On high-speed networks, data transmission is limited by the data copy, which occurs in the network stack at the end-hosts. Also on high-speed network, the fundamental problem is that current flow control protocols are unable to determine the changes in the available network bandwidth in a short period of time.
This project aims to optimize the network bandwidth in high-speed networks by eliminating the data copy between the application and kernel domains during data transfer and by implementing a flow control algorithm that adapts to the changes in available network bandwidth in as little as one round trip time.
Elimination of the data copy between the application and operating system kernel is achieved by the Zbufs Framework, which performs explicit exchange of buffers during data transfer through the network stack. We also present an additional set of APIs to take advantage of the new I/O framework, which lends itself to an efficient elimination of this copy.
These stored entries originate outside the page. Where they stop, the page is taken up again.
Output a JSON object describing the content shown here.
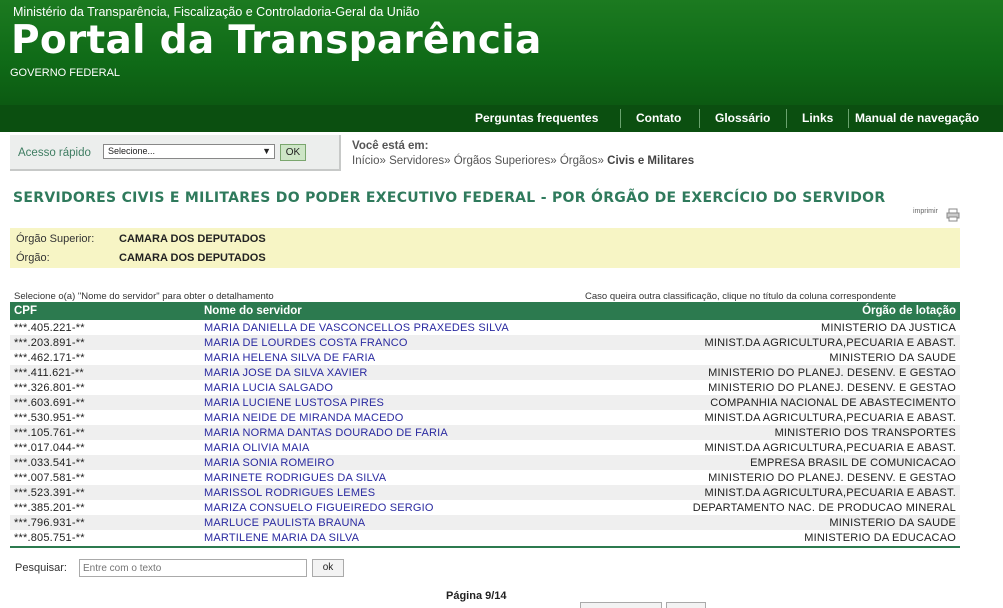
{
  "header": {
    "ministry": "Ministério da Transparência, Fiscalização e Controladoria-Geral da União",
    "title": "Portal da Transparência",
    "subtitle": "GOVERNO FEDERAL"
  },
  "nav": {
    "faq": "Perguntas frequentes",
    "contact": "Contato",
    "glossary": "Glossário",
    "links": "Links",
    "manual": "Manual de navegação"
  },
  "quick_access": {
    "label": "Acesso rápido",
    "selected": "Selecione...",
    "ok": "OK"
  },
  "breadcrumb": {
    "label": "Você está em:",
    "items": [
      "Início",
      "Servidores",
      "Órgãos Superiores",
      "Órgãos"
    ],
    "separator": "»",
    "current": "Civis e Militares"
  },
  "page_title": "SERVIDORES CIVIS E MILITARES DO PODER EXECUTIVO FEDERAL - POR ÓRGÃO DE EXERCÍCIO DO SERVIDOR",
  "print_label": "imprimir",
  "info": {
    "superior_label": "Órgão Superior:",
    "superior_value": "CAMARA DOS DEPUTADOS",
    "organ_label": "Órgão:",
    "organ_value": "CAMARA DOS DEPUTADOS"
  },
  "hints": {
    "left": "Selecione o(a) \"Nome do servidor\" para obter o detalhamento",
    "right": "Caso queira outra classificação, clique no título da coluna correspondente"
  },
  "table": {
    "columns": [
      "CPF",
      "Nome do servidor",
      "Órgão de lotação"
    ],
    "rows": [
      [
        "***.405.221-**",
        "MARIA DANIELLA DE VASCONCELLOS PRAXEDES SILVA",
        "MINISTERIO DA JUSTICA"
      ],
      [
        "***.203.891-**",
        "MARIA DE LOURDES COSTA FRANCO",
        "MINIST.DA AGRICULTURA,PECUARIA E ABAST."
      ],
      [
        "***.462.171-**",
        "MARIA HELENA SILVA DE FARIA",
        "MINISTERIO DA SAUDE"
      ],
      [
        "***.411.621-**",
        "MARIA JOSE DA SILVA XAVIER",
        "MINISTERIO DO PLANEJ. DESENV. E GESTAO"
      ],
      [
        "***.326.801-**",
        "MARIA LUCIA SALGADO",
        "MINISTERIO DO PLANEJ. DESENV. E GESTAO"
      ],
      [
        "***.603.691-**",
        "MARIA LUCIENE LUSTOSA PIRES",
        "COMPANHIA NACIONAL DE ABASTECIMENTO"
      ],
      [
        "***.530.951-**",
        "MARIA NEIDE DE MIRANDA MACEDO",
        "MINIST.DA AGRICULTURA,PECUARIA E ABAST."
      ],
      [
        "***.105.761-**",
        "MARIA NORMA DANTAS DOURADO DE FARIA",
        "MINISTERIO DOS TRANSPORTES"
      ],
      [
        "***.017.044-**",
        "MARIA OLIVIA MAIA",
        "MINIST.DA AGRICULTURA,PECUARIA E ABAST."
      ],
      [
        "***.033.541-**",
        "MARIA SONIA ROMEIRO",
        "EMPRESA BRASIL DE COMUNICACAO"
      ],
      [
        "***.007.581-**",
        "MARINETE RODRIGUES DA SILVA",
        "MINISTERIO DO PLANEJ. DESENV. E GESTAO"
      ],
      [
        "***.523.391-**",
        "MARISSOL RODRIGUES LEMES",
        "MINIST.DA AGRICULTURA,PECUARIA E ABAST."
      ],
      [
        "***.385.201-**",
        "MARIZA CONSUELO FIGUEIREDO SERGIO",
        "DEPARTAMENTO NAC. DE PRODUCAO MINERAL"
      ],
      [
        "***.796.931-**",
        "MARLUCE PAULISTA BRAUNA",
        "MINISTERIO DA SAUDE"
      ],
      [
        "***.805.751-**",
        "MARTILENE MARIA DA SILVA",
        "MINISTERIO DA EDUCACAO"
      ]
    ]
  },
  "search": {
    "label": "Pesquisar:",
    "placeholder": "Entre com o texto",
    "ok": "ok"
  },
  "pagination": {
    "label": "Página 9/14"
  }
}
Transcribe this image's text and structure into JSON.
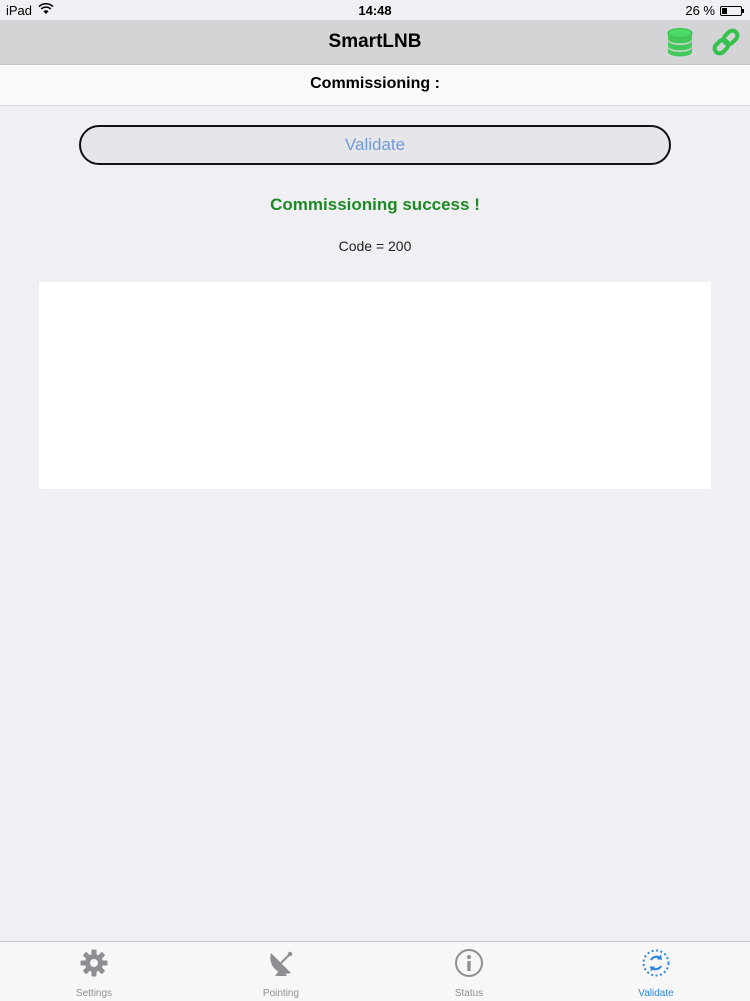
{
  "status_bar": {
    "device": "iPad",
    "time": "14:48",
    "battery": "26 %",
    "battery_level": 0.26
  },
  "nav": {
    "title": "SmartLNB",
    "icons": [
      "database-icon",
      "link-icon"
    ]
  },
  "section": {
    "title": "Commissioning :"
  },
  "validate": {
    "label": "Validate"
  },
  "result": {
    "message": "Commissioning success !",
    "code": "Code = 200"
  },
  "tabs": [
    {
      "label": "Settings",
      "icon": "gear-icon",
      "active": false
    },
    {
      "label": "Pointing",
      "icon": "satellite-dish-icon",
      "active": false
    },
    {
      "label": "Status",
      "icon": "info-icon",
      "active": false
    },
    {
      "label": "Validate",
      "icon": "validate-icon",
      "active": true
    }
  ],
  "colors": {
    "success": "#1e8a23",
    "accent": "#2e86de",
    "button_text": "#6f9bd9",
    "db_icon": "#4cd964"
  }
}
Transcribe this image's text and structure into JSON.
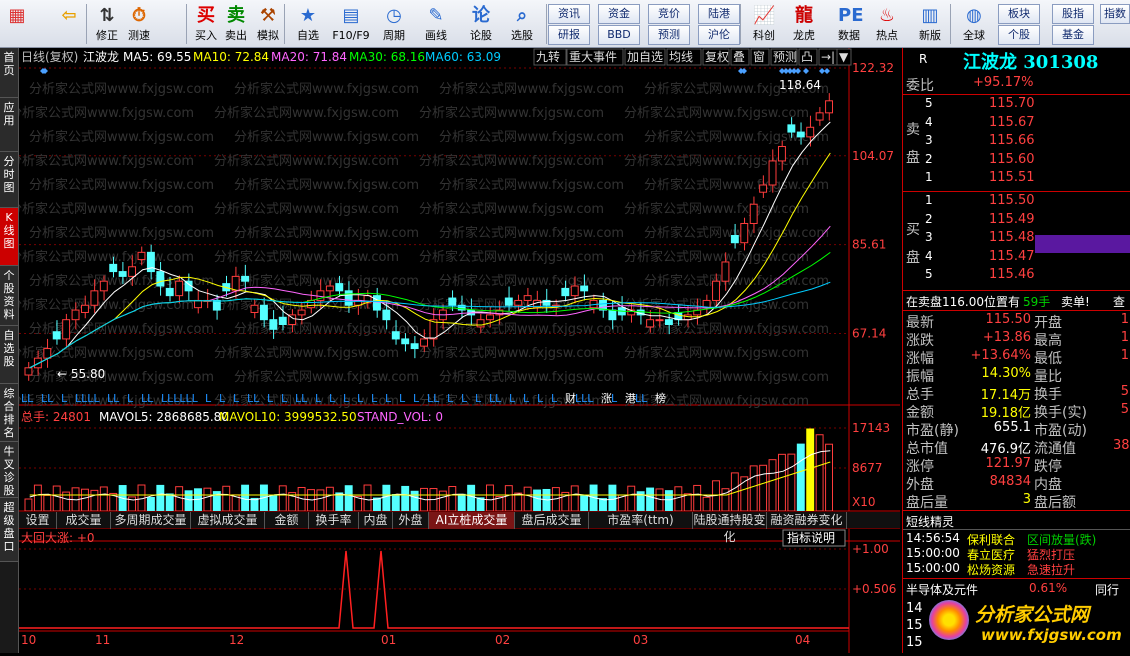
{
  "toolbar": {
    "buttons": [
      {
        "label": "",
        "icon": "windows-grid-icon"
      },
      {
        "label": "",
        "icon": "back-arrow-icon"
      },
      {
        "label": "修正",
        "icon": "arrow-up-down-icon"
      },
      {
        "label": "测速",
        "icon": "clock-icon"
      },
      {
        "label": "买入",
        "icon": "buy-icon",
        "glyph": "买"
      },
      {
        "label": "卖出",
        "icon": "sell-icon",
        "glyph": "卖"
      },
      {
        "label": "模拟",
        "icon": "hammer-icon"
      },
      {
        "label": "自选",
        "icon": "star-folder-icon"
      },
      {
        "label": "F10/F9",
        "icon": "f10-icon"
      },
      {
        "label": "周期",
        "icon": "clock-dial-icon"
      },
      {
        "label": "画线",
        "icon": "pencil-icon"
      },
      {
        "label": "论股",
        "icon": "discuss-icon"
      },
      {
        "label": "选股",
        "icon": "magnifier-chart-icon"
      },
      {
        "label": "科创",
        "icon": "kechuang-icon"
      },
      {
        "label": "龙虎",
        "icon": "dragon-icon"
      },
      {
        "label": "数据",
        "icon": "pe-icon"
      },
      {
        "label": "热点",
        "icon": "hot-icon"
      },
      {
        "label": "新版",
        "icon": "newversion-icon"
      },
      {
        "label": "全球",
        "icon": "globe-icon"
      }
    ],
    "mini_buttons": [
      "资讯",
      "资金",
      "竞价",
      "陆港",
      "研报",
      "BBD",
      "预测",
      "沪伦",
      "板块",
      "股指",
      "指数",
      "期货",
      "个股",
      "基金"
    ]
  },
  "sidebar": [
    "首页",
    "应用",
    "分时图",
    "K线图",
    "个股资料",
    "自选股",
    "综合排名",
    "牛叉诊股",
    "超级盘口"
  ],
  "chart_header": {
    "prefix": "日线(复权)",
    "stock": "江波龙",
    "ma5": "MA5: 69.55",
    "ma10": "MA10: 72.84",
    "ma20": "MA20: 71.84",
    "ma30": "MA30: 68.16",
    "ma60": "MA60: 63.09"
  },
  "chart_buttons": [
    "九转",
    "重大事件",
    "加自选",
    "均线",
    "复权",
    "叠",
    "窗",
    "预测",
    "凸",
    "→|",
    "▼"
  ],
  "price_axis": [
    "122.32",
    "104.07",
    "85.61",
    "67.14"
  ],
  "annotations": {
    "high": "118.64",
    "low": "55.80"
  },
  "markers": [
    "LL",
    "LL",
    "L",
    "LLLL",
    "LL",
    "L",
    "LL",
    "LLLLLL",
    "L",
    "L",
    "L",
    "LL",
    "L",
    "L",
    "LL",
    "L",
    "L",
    "L",
    "L",
    "L",
    "L",
    "L",
    "L",
    "LL",
    "L",
    "L",
    "L",
    "LL",
    "L",
    "L",
    "L",
    "L",
    "财",
    "LLL",
    "涨",
    "L",
    "港",
    "LL",
    "榜"
  ],
  "volume_header": {
    "total": "总手: 24801",
    "mavol5": "MAVOL5: 2868685.80",
    "mavol10": "MAVOL10: 3999532.50",
    "stand": "STAND_VOL: 0"
  },
  "volume_axis": [
    "17143",
    "8677",
    "X10"
  ],
  "tabs": [
    "设置",
    "成交量",
    "多周期成交量",
    "虚拟成交量",
    "金额",
    "换手率",
    "内盘",
    "外盘",
    "AI立桩成交量",
    "盘后成交量",
    "市盈率(ttm)",
    "陆股通持股变化",
    "融资融券变化"
  ],
  "indicator": {
    "label": "大回大涨: +0",
    "help": "指标说明",
    "axis": [
      "+1.00",
      "+0.506"
    ]
  },
  "months": [
    "10",
    "11",
    "12",
    "01",
    "02",
    "03",
    "04"
  ],
  "right": {
    "r": "R",
    "title": "江波龙 301308",
    "weibi_label": "委比",
    "weibi": "+95.17%",
    "sell_label": "卖盘",
    "buy_label": "买盘",
    "asks": [
      [
        "5",
        "115.70"
      ],
      [
        "4",
        "115.67"
      ],
      [
        "3",
        "115.66"
      ],
      [
        "2",
        "115.60"
      ],
      [
        "1",
        "115.51"
      ]
    ],
    "bids": [
      [
        "1",
        "115.50"
      ],
      [
        "2",
        "115.49"
      ],
      [
        "3",
        "115.48"
      ],
      [
        "4",
        "115.47"
      ],
      [
        "5",
        "115.46"
      ]
    ],
    "pending": "在卖盘116.00位置有",
    "pending_hands": "59手",
    "pending_action": "卖单!",
    "pending_more": "查",
    "stats": [
      [
        "最新",
        "115.50",
        "开盘",
        "1"
      ],
      [
        "涨跌",
        "+13.86",
        "最高",
        "1"
      ],
      [
        "涨幅",
        "+13.64%",
        "最低",
        "1"
      ],
      [
        "振幅",
        "14.30%",
        "量比",
        ""
      ],
      [
        "总手",
        "17.14万",
        "换手",
        "5"
      ],
      [
        "金额",
        "19.18亿",
        "换手(实)",
        "5"
      ],
      [
        "市盈(静)",
        "655.1",
        "市盈(动)",
        ""
      ],
      [
        "总市值",
        "476.9亿",
        "流通值",
        "38"
      ],
      [
        "涨停",
        "121.97",
        "跌停",
        ""
      ],
      [
        "外盘",
        "84834",
        "内盘",
        ""
      ],
      [
        "盘后量",
        "3",
        "盘后额",
        ""
      ]
    ],
    "sprite_title": "短线精灵",
    "sprite": [
      [
        "14:56:54",
        "保利联合",
        "区间放量(跌)"
      ],
      [
        "15:00:00",
        "春立医疗",
        "猛烈打压"
      ],
      [
        "15:00:00",
        "松炀资源",
        "急速拉升"
      ]
    ],
    "sector": "半导体及元件",
    "sector_pct": "0.61%",
    "sector_more": "同行",
    "nums": [
      "14",
      "15",
      "15"
    ],
    "brand": "分析家公式网",
    "brand_url": "www.fxjgsw.com"
  },
  "watermark": "分析家公式网www.fxjgsw.com",
  "chart_data": {
    "type": "candlestick",
    "price_range": [
      55.8,
      122.32
    ],
    "close_series": [
      60,
      62,
      64,
      66,
      70,
      72,
      73,
      76,
      78,
      80,
      79,
      81,
      84,
      80,
      77,
      75,
      78,
      76,
      74,
      74,
      72,
      76,
      79,
      78,
      73,
      70,
      68,
      69,
      71,
      72,
      74,
      76,
      77,
      76,
      73,
      74,
      75,
      72,
      70,
      66,
      65,
      64,
      66,
      70,
      72,
      73,
      72,
      71,
      70,
      71,
      72,
      73,
      74,
      75,
      74,
      73,
      73,
      75,
      77,
      76,
      74,
      72,
      70,
      71,
      72,
      71,
      70,
      70,
      69,
      70,
      71,
      72,
      74,
      78,
      82,
      86,
      90,
      94,
      98,
      103,
      106,
      109,
      108,
      110,
      113,
      115.5
    ],
    "high": 118.64,
    "low": 55.8
  }
}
The increase in network throughput and reduction in CPU utilization justifies the new set of APIs at the socket interface.
Packet-Pair is a feedback-based adaptive rate control scheme for faster networks that use Fair Queuing at switches. Under packet-pair, each source continually estimates the effective speed of its bottleneck link by transmitting its data as pairs of back-to-back packets and measuring the separation of the returning pairs of acknowledgements. The source periodically adjusts its sending rate in an effort to avoid both overflow and underflow of its logical buffer at the bottleneck switch. The packet-pair scheme includes a timeout and retransmission strategy optimized to deal with losses.